Here it is several days later and I still haven’t figured out how to post my blog to facebook. There is a big learning curve for me. I have had a full week off from being caregiver to my dad and I am feeling very refreshed. I have one more day to accomplish as much as possible. During this week off I worked on a very large painting for a friend, that will be another blog subject, (the evolution of a painting). I did a deep cleaning in the house, a calligraphy job, spent time with family (played a game of charades) and cooked, and got caught up on paperwork. Oh yeah, and I started a blog!! I think I’m ready to tackle Dad again. I’ll keep you posted on how that goes.

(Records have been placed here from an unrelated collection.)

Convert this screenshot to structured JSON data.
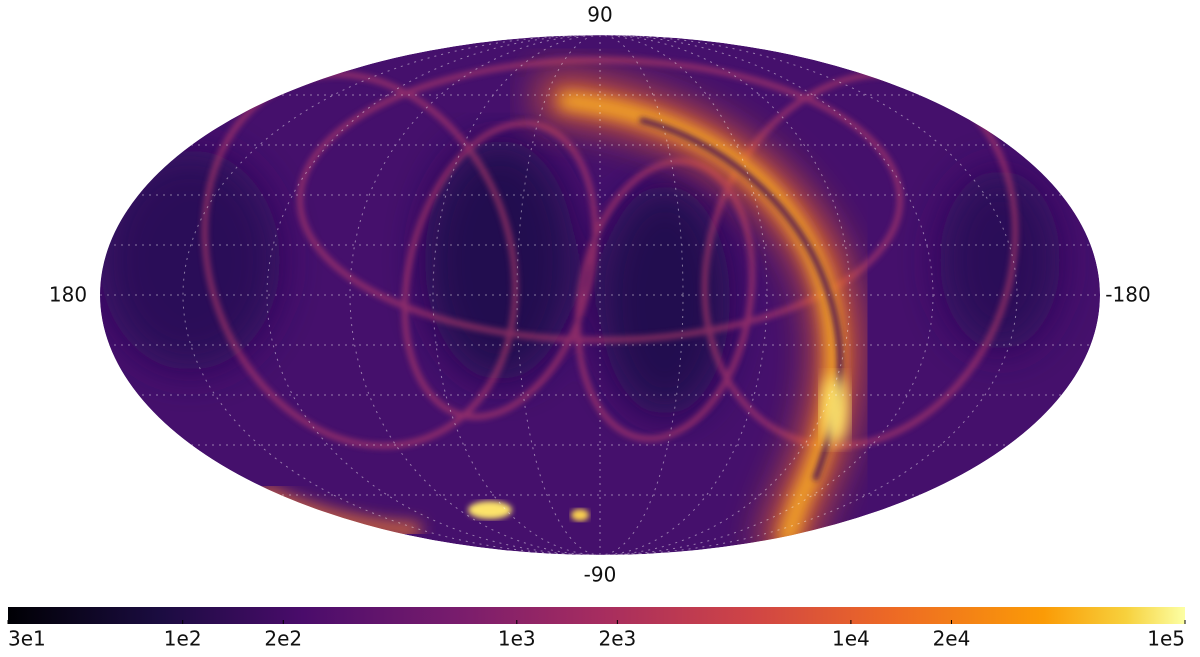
{
  "map": {
    "labels": {
      "top": "90",
      "bottom": "-90",
      "left": "180",
      "right": "-180"
    }
  },
  "colorbar": {
    "scale": "log",
    "colormap": "inferno",
    "lim": [
      30,
      100000
    ],
    "ticks": [
      {
        "value": 30,
        "label": "3e1"
      },
      {
        "value": 100,
        "label": "1e2"
      },
      {
        "value": 200,
        "label": "2e2"
      },
      {
        "value": 1000,
        "label": "1e3"
      },
      {
        "value": 2000,
        "label": "2e3"
      },
      {
        "value": 10000,
        "label": "1e4"
      },
      {
        "value": 20000,
        "label": "2e4"
      },
      {
        "value": 100000,
        "label": "1e5"
      }
    ]
  }
}
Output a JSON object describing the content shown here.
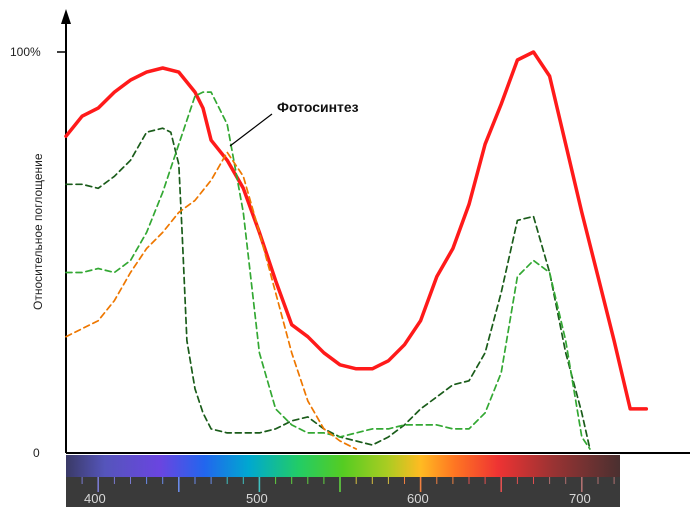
{
  "chart_data": {
    "type": "line",
    "ylabel": "Относительное поглощение",
    "y_ticks": [
      "100%",
      "0"
    ],
    "ylim": [
      0,
      100
    ],
    "annotation": "Фотосинтез",
    "spectrum_labels": [
      "400",
      "500",
      "600",
      "700"
    ],
    "xlim": [
      380,
      750
    ],
    "grid": false,
    "series": [
      {
        "name": "Фотосинтез",
        "color": "#ff1a1a",
        "style": "solid",
        "x": [
          380,
          390,
          400,
          410,
          420,
          430,
          440,
          450,
          460,
          465,
          470,
          480,
          490,
          500,
          510,
          520,
          530,
          540,
          550,
          560,
          570,
          580,
          590,
          600,
          610,
          620,
          630,
          640,
          650,
          660,
          670,
          680,
          690,
          700,
          710,
          720,
          730,
          740
        ],
        "y": [
          79,
          84,
          86,
          90,
          93,
          95,
          96,
          95,
          90,
          86,
          78,
          73,
          66,
          55,
          43,
          32,
          29,
          25,
          22,
          21,
          21,
          23,
          27,
          33,
          44,
          51,
          62,
          77,
          87,
          98,
          100,
          94,
          77,
          60,
          44,
          28,
          11,
          11
        ]
      },
      {
        "x": [
          380,
          390,
          400,
          410,
          420,
          430,
          440,
          445,
          450,
          452,
          455,
          460,
          465,
          470,
          480,
          490,
          500,
          510,
          520,
          530,
          540,
          550,
          560,
          570,
          580,
          590,
          600,
          610,
          620,
          630,
          640,
          650,
          660,
          670,
          680,
          690,
          700,
          705
        ],
        "y": [
          67,
          67,
          66,
          69,
          73,
          80,
          81,
          80,
          72,
          55,
          28,
          16,
          10,
          6,
          5,
          5,
          5,
          6,
          8,
          9,
          6,
          4,
          3,
          2,
          4,
          7,
          11,
          14,
          17,
          18,
          25,
          40,
          58,
          59,
          45,
          25,
          10,
          1
        ],
        "color": "#1a5c1a",
        "style": "dashed"
      },
      {
        "x": [
          380,
          390,
          400,
          410,
          420,
          430,
          440,
          450,
          455,
          460,
          465,
          470,
          480,
          490,
          500,
          510,
          520,
          530,
          540,
          550,
          560,
          570,
          580,
          590,
          600,
          610,
          620,
          630,
          640,
          650,
          660,
          670,
          680,
          690,
          700,
          705
        ],
        "y": [
          45,
          45,
          46,
          45,
          48,
          55,
          65,
          77,
          83,
          89,
          90,
          90,
          82,
          60,
          25,
          11,
          7,
          5,
          5,
          4,
          5,
          6,
          6,
          7,
          7,
          7,
          6,
          6,
          10,
          20,
          44,
          48,
          45,
          28,
          4,
          1
        ],
        "color": "#33a833",
        "style": "dashed"
      },
      {
        "x": [
          380,
          390,
          400,
          410,
          420,
          430,
          440,
          450,
          460,
          470,
          480,
          490,
          500,
          510,
          520,
          530,
          540,
          550,
          560
        ],
        "y": [
          29,
          31,
          33,
          38,
          45,
          51,
          55,
          60,
          63,
          68,
          75,
          69,
          55,
          40,
          25,
          13,
          6,
          3,
          1
        ],
        "color": "#ee7700",
        "style": "dashed"
      }
    ]
  },
  "colors": {
    "axis": "#000000",
    "spectrum_bar_bg": "#3a3a3a"
  }
}
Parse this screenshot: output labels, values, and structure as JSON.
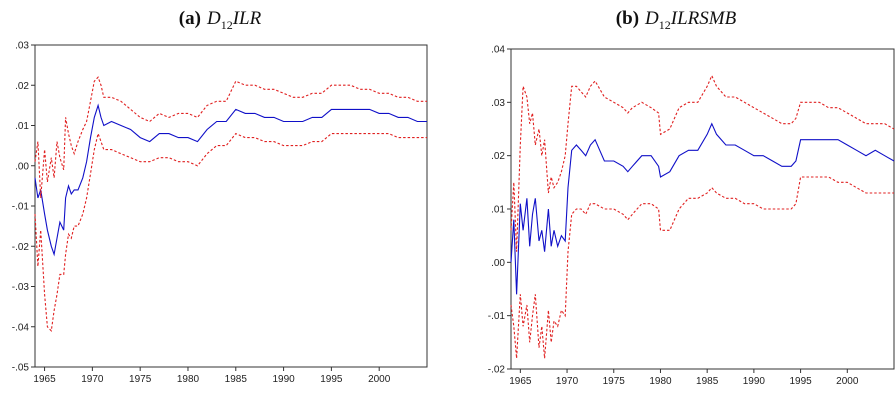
{
  "chart_data": [
    {
      "type": "line",
      "caption": {
        "tag": "(a)",
        "symbol": "D",
        "subscript": "12",
        "suffix": "ILR"
      },
      "ylim": [
        -0.05,
        0.03
      ],
      "yticks": [
        0.03,
        0.02,
        0.01,
        0.0,
        -0.01,
        -0.02,
        -0.03,
        -0.04,
        -0.05
      ],
      "ytick_labels": [
        ".03",
        ".02",
        ".01",
        ".00",
        "-.01",
        "-.02",
        "-.03",
        "-.04",
        "-.05"
      ],
      "xlim": [
        1964,
        2005
      ],
      "xticks": [
        1965,
        1970,
        1975,
        1980,
        1985,
        1990,
        1995,
        2000
      ],
      "xtick_labels": [
        "1965",
        "1970",
        "1975",
        "1980",
        "1985",
        "1990",
        "1995",
        "2000"
      ],
      "grid": false,
      "series": [
        {
          "color": "#1010c8",
          "style": "solid",
          "x": [
            1964.0,
            1964.3,
            1964.6,
            1965.0,
            1965.3,
            1965.7,
            1966.0,
            1966.3,
            1966.6,
            1967.0,
            1967.2,
            1967.5,
            1967.8,
            1968.1,
            1968.5,
            1969.0,
            1969.4,
            1969.8,
            1970.2,
            1970.6,
            1970.9,
            1971.2,
            1972.0,
            1973.0,
            1974.0,
            1975.0,
            1976.0,
            1977.0,
            1978.0,
            1979.0,
            1980.0,
            1981.0,
            1982.0,
            1983.0,
            1984.0,
            1985.0,
            1986.0,
            1987.0,
            1988.0,
            1989.0,
            1990.0,
            1991.0,
            1992.0,
            1993.0,
            1994.0,
            1995.0,
            1996.0,
            1997.0,
            1998.0,
            1999.0,
            2000.0,
            2001.0,
            2002.0,
            2003.0,
            2004.0,
            2005.0
          ],
          "y": [
            -0.003,
            -0.008,
            -0.006,
            -0.012,
            -0.016,
            -0.02,
            -0.022,
            -0.018,
            -0.014,
            -0.016,
            -0.008,
            -0.005,
            -0.007,
            -0.006,
            -0.006,
            -0.003,
            0.001,
            0.007,
            0.012,
            0.015,
            0.012,
            0.01,
            0.011,
            0.01,
            0.009,
            0.007,
            0.006,
            0.008,
            0.008,
            0.007,
            0.007,
            0.006,
            0.009,
            0.011,
            0.011,
            0.014,
            0.013,
            0.013,
            0.012,
            0.012,
            0.011,
            0.011,
            0.011,
            0.012,
            0.012,
            0.014,
            0.014,
            0.014,
            0.014,
            0.014,
            0.013,
            0.013,
            0.012,
            0.012,
            0.011,
            0.011
          ]
        },
        {
          "color": "#e02020",
          "style": "dashed",
          "x": [
            1964.0,
            1964.3,
            1964.6,
            1965.0,
            1965.3,
            1965.7,
            1966.0,
            1966.3,
            1966.6,
            1967.0,
            1967.2,
            1967.5,
            1967.8,
            1968.1,
            1968.5,
            1969.0,
            1969.4,
            1969.8,
            1970.2,
            1970.6,
            1970.9,
            1971.2,
            1972.0,
            1973.0,
            1974.0,
            1975.0,
            1976.0,
            1977.0,
            1978.0,
            1979.0,
            1980.0,
            1981.0,
            1982.0,
            1983.0,
            1984.0,
            1985.0,
            1986.0,
            1987.0,
            1988.0,
            1989.0,
            1990.0,
            1991.0,
            1992.0,
            1993.0,
            1994.0,
            1995.0,
            1996.0,
            1997.0,
            1998.0,
            1999.0,
            2000.0,
            2001.0,
            2002.0,
            2003.0,
            2004.0,
            2005.0
          ],
          "y": [
            0.001,
            0.006,
            -0.008,
            0.004,
            -0.004,
            0.002,
            -0.003,
            0.006,
            0.002,
            -0.001,
            0.012,
            0.008,
            0.005,
            0.003,
            0.006,
            0.009,
            0.011,
            0.016,
            0.021,
            0.022,
            0.02,
            0.017,
            0.017,
            0.016,
            0.014,
            0.012,
            0.011,
            0.013,
            0.012,
            0.013,
            0.013,
            0.012,
            0.015,
            0.016,
            0.016,
            0.021,
            0.02,
            0.02,
            0.019,
            0.019,
            0.018,
            0.017,
            0.017,
            0.018,
            0.018,
            0.02,
            0.02,
            0.02,
            0.019,
            0.019,
            0.018,
            0.018,
            0.017,
            0.017,
            0.016,
            0.016
          ]
        },
        {
          "color": "#e02020",
          "style": "dashed",
          "x": [
            1964.0,
            1964.3,
            1964.6,
            1965.0,
            1965.3,
            1965.7,
            1966.0,
            1966.3,
            1966.6,
            1967.0,
            1967.2,
            1967.5,
            1967.8,
            1968.1,
            1968.5,
            1969.0,
            1969.4,
            1969.8,
            1970.2,
            1970.6,
            1970.9,
            1971.2,
            1972.0,
            1973.0,
            1974.0,
            1975.0,
            1976.0,
            1977.0,
            1978.0,
            1979.0,
            1980.0,
            1981.0,
            1982.0,
            1983.0,
            1984.0,
            1985.0,
            1986.0,
            1987.0,
            1988.0,
            1989.0,
            1990.0,
            1991.0,
            1992.0,
            1993.0,
            1994.0,
            1995.0,
            1996.0,
            1997.0,
            1998.0,
            1999.0,
            2000.0,
            2001.0,
            2002.0,
            2003.0,
            2004.0,
            2005.0
          ],
          "y": [
            -0.012,
            -0.025,
            -0.016,
            -0.032,
            -0.04,
            -0.041,
            -0.036,
            -0.032,
            -0.027,
            -0.027,
            -0.022,
            -0.017,
            -0.018,
            -0.015,
            -0.015,
            -0.012,
            -0.008,
            -0.002,
            0.004,
            0.008,
            0.006,
            0.004,
            0.004,
            0.003,
            0.002,
            0.001,
            0.001,
            0.002,
            0.002,
            0.001,
            0.001,
            0.0,
            0.003,
            0.005,
            0.005,
            0.008,
            0.007,
            0.007,
            0.006,
            0.006,
            0.005,
            0.005,
            0.005,
            0.006,
            0.006,
            0.008,
            0.008,
            0.008,
            0.008,
            0.008,
            0.008,
            0.008,
            0.007,
            0.007,
            0.007,
            0.007
          ]
        }
      ]
    },
    {
      "type": "line",
      "caption": {
        "tag": "(b)",
        "symbol": "D",
        "subscript": "12",
        "suffix": "ILRSMB"
      },
      "ylim": [
        -0.02,
        0.04
      ],
      "yticks": [
        0.04,
        0.03,
        0.02,
        0.01,
        0.0,
        -0.01,
        -0.02
      ],
      "ytick_labels": [
        ".04",
        ".03",
        ".02",
        ".01",
        ".00",
        "-.01",
        "-.02"
      ],
      "xlim": [
        1964,
        2005
      ],
      "xticks": [
        1965,
        1970,
        1975,
        1980,
        1985,
        1990,
        1995,
        2000
      ],
      "xtick_labels": [
        "1965",
        "1970",
        "1975",
        "1980",
        "1985",
        "1990",
        "1995",
        "2000"
      ],
      "grid": false,
      "series": [
        {
          "color": "#1010c8",
          "style": "solid",
          "x": [
            1964.0,
            1964.3,
            1964.6,
            1965.0,
            1965.3,
            1965.7,
            1966.0,
            1966.3,
            1966.6,
            1967.0,
            1967.3,
            1967.6,
            1968.0,
            1968.3,
            1968.6,
            1969.0,
            1969.4,
            1969.8,
            1970.1,
            1970.5,
            1971.0,
            1971.5,
            1972.0,
            1972.5,
            1973.0,
            1974.0,
            1975.0,
            1976.0,
            1976.5,
            1977.0,
            1978.0,
            1979.0,
            1979.8,
            1980.0,
            1981.0,
            1982.0,
            1983.0,
            1984.0,
            1985.0,
            1985.5,
            1986.0,
            1987.0,
            1988.0,
            1989.0,
            1990.0,
            1991.0,
            1992.0,
            1993.0,
            1994.0,
            1994.5,
            1995.0,
            1996.0,
            1997.0,
            1998.0,
            1999.0,
            2000.0,
            2001.0,
            2002.0,
            2003.0,
            2004.0,
            2005.0
          ],
          "y": [
            0.0,
            0.008,
            -0.006,
            0.011,
            0.006,
            0.012,
            0.003,
            0.009,
            0.012,
            0.004,
            0.006,
            0.002,
            0.01,
            0.003,
            0.006,
            0.003,
            0.005,
            0.004,
            0.014,
            0.021,
            0.022,
            0.021,
            0.02,
            0.022,
            0.023,
            0.019,
            0.019,
            0.018,
            0.017,
            0.018,
            0.02,
            0.02,
            0.018,
            0.016,
            0.017,
            0.02,
            0.021,
            0.021,
            0.024,
            0.026,
            0.024,
            0.022,
            0.022,
            0.021,
            0.02,
            0.02,
            0.019,
            0.018,
            0.018,
            0.019,
            0.023,
            0.023,
            0.023,
            0.023,
            0.023,
            0.022,
            0.021,
            0.02,
            0.021,
            0.02,
            0.019
          ]
        },
        {
          "color": "#e02020",
          "style": "dashed",
          "x": [
            1964.0,
            1964.3,
            1964.6,
            1965.0,
            1965.3,
            1965.7,
            1966.0,
            1966.3,
            1966.6,
            1967.0,
            1967.3,
            1967.6,
            1968.0,
            1968.3,
            1968.6,
            1969.0,
            1969.4,
            1969.8,
            1970.1,
            1970.5,
            1971.0,
            1971.5,
            1972.0,
            1972.5,
            1973.0,
            1974.0,
            1975.0,
            1976.0,
            1976.5,
            1977.0,
            1978.0,
            1979.0,
            1979.8,
            1980.0,
            1981.0,
            1982.0,
            1983.0,
            1984.0,
            1985.0,
            1985.5,
            1986.0,
            1987.0,
            1988.0,
            1989.0,
            1990.0,
            1991.0,
            1992.0,
            1993.0,
            1994.0,
            1994.5,
            1995.0,
            1996.0,
            1997.0,
            1998.0,
            1999.0,
            2000.0,
            2001.0,
            2002.0,
            2003.0,
            2004.0,
            2005.0
          ],
          "y": [
            0.006,
            0.015,
            0.002,
            0.022,
            0.033,
            0.031,
            0.026,
            0.028,
            0.022,
            0.025,
            0.02,
            0.023,
            0.013,
            0.016,
            0.014,
            0.015,
            0.017,
            0.02,
            0.026,
            0.033,
            0.033,
            0.032,
            0.031,
            0.033,
            0.034,
            0.031,
            0.03,
            0.029,
            0.028,
            0.029,
            0.03,
            0.029,
            0.028,
            0.024,
            0.025,
            0.029,
            0.03,
            0.03,
            0.033,
            0.035,
            0.033,
            0.031,
            0.031,
            0.03,
            0.029,
            0.028,
            0.027,
            0.026,
            0.026,
            0.027,
            0.03,
            0.03,
            0.03,
            0.029,
            0.029,
            0.028,
            0.027,
            0.026,
            0.026,
            0.026,
            0.025
          ]
        },
        {
          "color": "#e02020",
          "style": "dashed",
          "x": [
            1964.0,
            1964.3,
            1964.6,
            1965.0,
            1965.3,
            1965.7,
            1966.0,
            1966.3,
            1966.6,
            1967.0,
            1967.3,
            1967.6,
            1968.0,
            1968.3,
            1968.6,
            1969.0,
            1969.4,
            1969.8,
            1970.1,
            1970.5,
            1971.0,
            1971.5,
            1972.0,
            1972.5,
            1973.0,
            1974.0,
            1975.0,
            1976.0,
            1976.5,
            1977.0,
            1978.0,
            1979.0,
            1979.8,
            1980.0,
            1981.0,
            1982.0,
            1983.0,
            1984.0,
            1985.0,
            1985.5,
            1986.0,
            1987.0,
            1988.0,
            1989.0,
            1990.0,
            1991.0,
            1992.0,
            1993.0,
            1994.0,
            1994.5,
            1995.0,
            1996.0,
            1997.0,
            1998.0,
            1999.0,
            2000.0,
            2001.0,
            2002.0,
            2003.0,
            2004.0,
            2005.0
          ],
          "y": [
            -0.008,
            -0.012,
            -0.018,
            -0.006,
            -0.012,
            -0.008,
            -0.015,
            -0.01,
            -0.006,
            -0.016,
            -0.012,
            -0.018,
            -0.009,
            -0.015,
            -0.011,
            -0.012,
            -0.009,
            -0.01,
            0.002,
            0.009,
            0.01,
            0.01,
            0.009,
            0.011,
            0.011,
            0.01,
            0.01,
            0.009,
            0.008,
            0.009,
            0.011,
            0.011,
            0.01,
            0.006,
            0.006,
            0.01,
            0.012,
            0.012,
            0.013,
            0.014,
            0.013,
            0.012,
            0.012,
            0.011,
            0.011,
            0.01,
            0.01,
            0.01,
            0.01,
            0.011,
            0.016,
            0.016,
            0.016,
            0.016,
            0.015,
            0.015,
            0.014,
            0.013,
            0.013,
            0.013,
            0.013
          ]
        }
      ]
    }
  ]
}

Nothing happens quickly when there are decisions to be made, and I have to make them.  Anyone that knows me very well knows I am not very decisive. When I tried to start this blog I thought “Ok, Just do it!”   My sister, who is amazing, decided to start a blog, and there it was. Just like that. I was not prepared for all the required decisions to be made. For instance, choosing a name for my site. I thought that would be easy and came up with some very creative names. Every one was already taken. It took several days to find something appropriate and so …Here I am. Then I was required to pick a theme. There are so many to choose from and they are  so interesting. Hence another delay. I decided to go ahead and post something so that I could say I actually did it. I hope it gets more attention than the Facebook page I started for my design business. It has one photo uploaded and seems so forlorn. I can visualize this amazing creative page, but of course I have to make decisions and choose which photos to take and then upload them on my sloooowww computer.  Anyway, I have made a start and  the first step is usually the hardest.